I revised and extended the discussion on label smoothing in the 10_b_mixup_label_smoothing_jcat.ipynb notebook.
A Note on Label Smoothing
Another regularization technique that’s often used is label smoothing. The basic idea is to make the model a little bit less certain of its decision. Here we describe two approaches:
Method #1 (section 5.2 in the “Bag of Tricks” paper)
We effectively add noise to the training labels by replacing each target label with a mixture distribution, with weights of 1-\varepsilon for the case where the label is the correct class and \varepsilon for the case where the label is distributed uniformly among the incorrect classes. We choose \varepsilon to be a positive number that is much smaller than one (0.1 by default), so that the mixture is dominated by the case with the correct training label. This leads to the following loss function:
loss = (1-\varepsilon) \ell(i) + \varepsilon \sum_{k \ne i} \frac{\ell(k)}{K-1}
where \ell(k) = -\log(p_{k}) is the cross-entropy loss for class k, K is the number of classes, and i is the correct class.
Method #2 (original description of label-smoothing, from section 7 of the “Inception” paper)
Again we form a mixture distribution, this time with weights of 1-\varepsilon for the case where the label is the correct class and \varepsilon for the case where we know nothing about the label. The latter case is represented by assuming the label is distributed uniformly across the K classes. Again, since \varepsilon is a small probability, the mixture is dominated by the correct case. This leads to a slightly different loss function:
loss = (1-\varepsilon) \ell(i) + \varepsilon \sum_{k=1}^K \frac{\ell(k)}{K}
We implemented both methods for comparison, and performed a set of of ten single-epoch training runs for each. We found that the resulting accuracies for the two methods are statistically indistinguishable, i.e. both methods give essentially the same result.

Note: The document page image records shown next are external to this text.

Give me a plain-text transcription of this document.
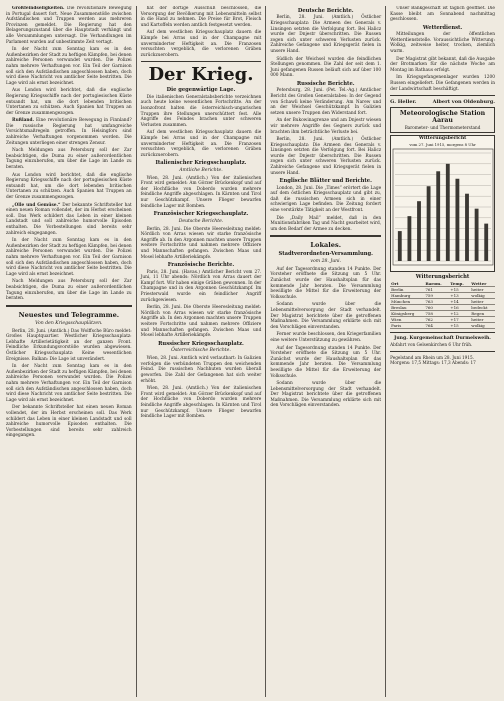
Großfeindseligkeiten. Die revolutionäre Bewegung in Portugal dauert fort. Neue Zusammenstöße zwischen Aufständischen und Truppen werden aus mehreren Provinzen gemeldet. Die Regierung hat den Belagerungszustand über die Hauptstadt verhängt und alle Versammlungen untersagt. Die Verhandlungen im Parlament wurden auf unbestimmte Zeit vertagt.

In der Nacht zum Sonntag kam es in den Außenbezirken der Stadt zu heftigen Kämpfen, bei denen zahlreiche Personen verwundet wurden. Die Polizei nahm mehrere Verhaftungen vor. Ein Teil der Garnison soll sich den Aufständischen angeschlossen haben, doch wird diese Nachricht von amtlicher Seite bestritten. Die Lage wird als ernst bezeichnet.

Aus London wird berichtet, daß die englische Regierung Kriegsschiffe nach der portugiesischen Küste entsandt hat, um die dort lebenden britischen Untertanen zu schützen. Auch Spanien hat Truppen an der Grenze zusammengezogen.

Rußland. Eine revolutionäre Bewegung in Finnland? Die russische Regierung hat umfangreiche Vorsichtsmaßregeln getroffen. In Helsingfors sind zahlreiche Verhaftungen vorgenommen worden. Die Zeitungen unterliegen einer strengen Zensur.

Nach Meldungen aus Petersburg soll der Zar beabsichtigen, die Duma zu einer außerordentlichen Tagung einzuberufen, um über die Lage im Lande zu beraten.

Aus London wird berichtet, daß die englische Regierung Kriegsschiffe nach der portugiesischen Küste entsandt hat, um die dort lebenden britischen Untertanen zu schützen. Auch Spanien hat Truppen an der Grenze zusammengezogen.

„Olle und Gemüse.“ Der bekannte Schriftsteller hat einen neuen Roman vollendet, der im Herbst erscheinen soll. Das Werk schildert das Leben in einer kleinen Landstadt und soll zahlreiche humorvolle Episoden enthalten. Die Vorbestellungen sind bereits sehr zahlreich eingegangen.

In der Nacht zum Sonntag kam es in den Außenbezirken der Stadt zu heftigen Kämpfen, bei denen zahlreiche Personen verwundet wurden. Die Polizei nahm mehrere Verhaftungen vor. Ein Teil der Garnison soll sich den Aufständischen angeschlossen haben, doch wird diese Nachricht von amtlicher Seite bestritten. Die Lage wird als ernst bezeichnet.

Nach Meldungen aus Petersburg soll der Zar beabsichtigen, die Duma zu einer außerordentlichen Tagung einzuberufen, um über die Lage im Lande zu beraten.

Neuestes und Telegramme.
Von den Kriegsschauplätzen.

Berlin, 28. Juni. (Amtlich.) Das Wolffsche Büro meldet: Großes Hauptquartier. Westlicher Kriegsschauplatz: Lebhafte Artillerietätigkeit an der ganzen Front. Feindliche Erkundungsvorstöße wurden abgewiesen. Östlicher Kriegsschauplatz: Keine wesentlichen Ereignisse. Balkan: Die Lage ist unverändert.

In der Nacht zum Sonntag kam es in den Außenbezirken der Stadt zu heftigen Kämpfen, bei denen zahlreiche Personen verwundet wurden. Die Polizei nahm mehrere Verhaftungen vor. Ein Teil der Garnison soll sich den Aufständischen angeschlossen haben, doch wird diese Nachricht von amtlicher Seite bestritten. Die Lage wird als ernst bezeichnet.

Der bekannte Schriftsteller hat einen neuen Roman vollendet, der im Herbst erscheinen soll. Das Werk schildert das Leben in einer kleinen Landstadt und soll zahlreiche humorvolle Episoden enthalten. Die Vorbestellungen sind bereits sehr zahlreich eingegangen.

hat der dortige Ausschuß beschlossen, die Versorgung der Bevölkerung mit Lebensmitteln selbst in die Hand zu nehmen. Die Preise für Brot, Fleisch und Kartoffeln werden amtlich festgesetzt werden.

Auf dem westlichen Kriegsschauplatz dauern die Kämpfe bei Arras und in der Champagne mit unverminderter Heftigkeit an. Die Franzosen versuchten vergeblich, die verlorenen Gräben zurückzuerobern.

Der Krieg.
Die gegenwärtige Lage.

Die italienischen Generalstabsberichte verzeichnen auch heute keine wesentlichen Fortschritte. An der Isonzofront halten die österreichisch-ungarischen Truppen ihre Stellungen unerschüttert fest. Alle Angriffe des Feindes brachen unter schweren Verlusten zusammen.

Auf dem westlichen Kriegsschauplatz dauern die Kämpfe bei Arras und in der Champagne mit unverminderter Heftigkeit an. Die Franzosen versuchten vergeblich, die verlorenen Gräben zurückzuerobern.

Italienischer Kriegsschauplatz.
Amtliche Berichte.

Wien, 28. Juni. (Amtlich.) Von der italienischen Front wird gemeldet: Am Görzer Brückenkopf und auf der Hochfläche von Doberdo wurden mehrere feindliche Angriffe abgeschlagen. In Kärnten und Tirol nur Geschützkampf. Unsere Flieger bewarfen feindliche Lager mit Bomben.

Französischer Kriegsschauplatz.
Deutsche Berichte.

Berlin, 28. Juni. Die Oberste Heeresleitung meldet: Nördlich von Arras wiesen wir starke französische Angriffe ab. In den Argonnen machten unsere Truppen weitere Fortschritte und nahmen mehrere Offiziere und Mannschaften gefangen. Zwischen Maas und Mosel lebhafte Artilleriekämpfe.

Französische Berichte.

Paris, 28. Juni. (Havas.) Amtlicher Bericht vom 27. Juni, 11 Uhr abends: Nördlich von Arras dauert der Kampf fort. Wir haben einige Gräben gewonnen. In der Champagne und in den Argonnen Geschützkampf. Im Priesterwald wurde ein feindlicher Angriff zurückgewiesen.

Berlin, 28. Juni. Die Oberste Heeresleitung meldet: Nördlich von Arras wiesen wir starke französische Angriffe ab. In den Argonnen machten unsere Truppen weitere Fortschritte und nahmen mehrere Offiziere und Mannschaften gefangen. Zwischen Maas und Mosel lebhafte Artilleriekämpfe.

Russischer Kriegsschauplatz.
Österreichische Berichte.

Wien, 28. Juni. Amtlich wird verlautbart: In Galizien verfolgen die verbündeten Truppen den weichenden Feind. Die russischen Nachhuten wurden überall geworfen. Die Zahl der Gefangenen hat sich weiter erhöht.

Wien, 28. Juni. (Amtlich.) Von der italienischen Front wird gemeldet: Am Görzer Brückenkopf und auf der Hochfläche von Doberdo wurden mehrere feindliche Angriffe abgeschlagen. In Kärnten und Tirol nur Geschützkampf. Unsere Flieger bewarfen feindliche Lager mit Bomben.

Deutsche Berichte.

Berlin, 28. Juni. (Amtlich.) Östlicher Kriegsschauplatz: Die Armeen des Generals v. Linsingen setzten die Verfolgung fort. Bei Halicz wurde der Dnjestr überschritten. Die Russen zogen sich unter schweren Verlusten zurück. Zahlreiche Gefangene und Kriegsgerät fielen in unsere Hand.

Südlich der Weichsel wurden die feindlichen Stellungen genommen. Die Zahl der seit dem 1. Juni gefangenen Russen beläuft sich auf über 100 000 Mann.

Russische Berichte.

Petersburg, 28. Juni. (Pet. Tel.-Ag.) Amtlicher Bericht des Großen Generalstabes: In der Gegend von Schawli keine Veränderung. Am Narew und an der Weichsel Geschützkampf. In Galizien setzen unsere Truppen den Widerstand fort.

An der Bukowinagrenze und am Dnjestr wiesen wir mehrere Angriffe des Gegners zurück und brachten ihm beträchtliche Verluste bei.

Berlin, 28. Juni. (Amtlich.) Östlicher Kriegsschauplatz: Die Armeen des Generals v. Linsingen setzten die Verfolgung fort. Bei Halicz wurde der Dnjestr überschritten. Die Russen zogen sich unter schweren Verlusten zurück. Zahlreiche Gefangene und Kriegsgerät fielen in unsere Hand.

Englische Blätter und Berichte.

London, 28. Juni. Die „Times“ erörtert die Lage auf dem östlichen Kriegsschauplatz und gibt zu, daß die russischen Armeen sich in einer schwierigen Lage befinden. Die Zeitung fordert eine verstärkte Tätigkeit an der Westfront.

Die „Daily Mail“ meldet, daß in den Munitionsfabriken Tag und Nacht gearbeitet wird, um den Bedarf der Armee zu decken.

Lokales.
Stadtverordneten-Versammlung.
vom 28. Juni.

Auf der Tagesordnung standen 14 Punkte. Der Vorsteher eröffnete die Sitzung um 5 Uhr. Zunächst wurde der Haushaltsplan für das kommende Jahr beraten. Die Versammlung bewilligte die Mittel für die Erweiterung der Volksschule.

Sodann wurde über die Lebensmittelversorgung der Stadt verhandelt. Der Magistrat berichtete über die getroffenen Maßnahmen. Die Versammlung erklärte sich mit den Vorschlägen einverstanden.

Ferner wurde beschlossen, den Kriegerfamilien eine weitere Unterstützung zu gewähren.

Auf der Tagesordnung standen 14 Punkte. Der Vorsteher eröffnete die Sitzung um 5 Uhr. Zunächst wurde der Haushaltsplan für das kommende Jahr beraten. Die Versammlung bewilligte die Mittel für die Erweiterung der Volksschule.

Sodann wurde über die Lebensmittelversorgung der Stadt verhandelt. Der Magistrat berichtete über die getroffenen Maßnahmen. Die Versammlung erklärte sich mit den Vorschlägen einverstanden.

Unser Bankgeschäft ist täglich geöffnet. Die Kasse bleibt am Sonnabend nachmittag geschlossen.

Wetterdienst.

Mitteilungen der öffentlichen Wetterdienststelle. Voraussichtliche Witterung: Wolkig, zeitweise heiter, trocken, ziemlich warm.

Der Magistrat gibt bekannt, daß die Ausgabe der Brotmarken für die nächste Woche am Montag im Rathaus erfolgt.

Im Kriegsgefangenenlager wurden 1200 Russen eingeliefert. Die Gefangenen werden in der Landwirtschaft beschäftigt.

G. Heller.	Albert von Oldenburg.
Meteorologische Station Aarau
Barometer- und Thermometerstand
Witterungsbericht
vom 27. Juni 1915, morgens 8 Uhr
Witterungsbericht
Ort	Barom.	Temp.	Wetter
Berlin	761	+15	heiter
Hamburg	759	+13	wolkig
München	763	+14	heiter
Breslau	760	+16	bedeckt
Königsberg	758	+12	Regen
Wien	762	+17	heiter
Paris	764	+15	wolkig
Jung. Kurgemeinschaft Durmelsweih.
Abfahrt von Gelsenkirchen 6 Uhr früh.
Pegelstand am Rhein um 28. Juni 1915.
Morgens: 17,5 Mittags: 17,3 Abends: 17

Label smoothing Method #2 is the one that’s implemented in the notebook.
Does Label-smoothing improve accuracy?
I performed a test and wrote up the results in a Conclusion section:
We performed 10 single-epoch training runs each without label-smoothing and with label-smoothing.
Without label smoothing the mean and standard deviation in accuracy are: 0.264 and 0.082
With label smoothing the mean and standard deviation in accuracy are: 0.306 and 0.055
The standard deviations in the means are
\sigma_{MeanAccuracyWithoutLS} = \frac{0.082}{\sqrt 10} = 0.03, and
\sigma_{MeanAccuracyWithLS} = \frac{0.055}{\sqrt 10} = 0.02
The accuracies are therefore
0.26\pm0.03 without label smoothing
0.31\pm0.02 with label smoothing
The results are different by about two standard deviations, showing that label-smoothing significantly improves accuracy!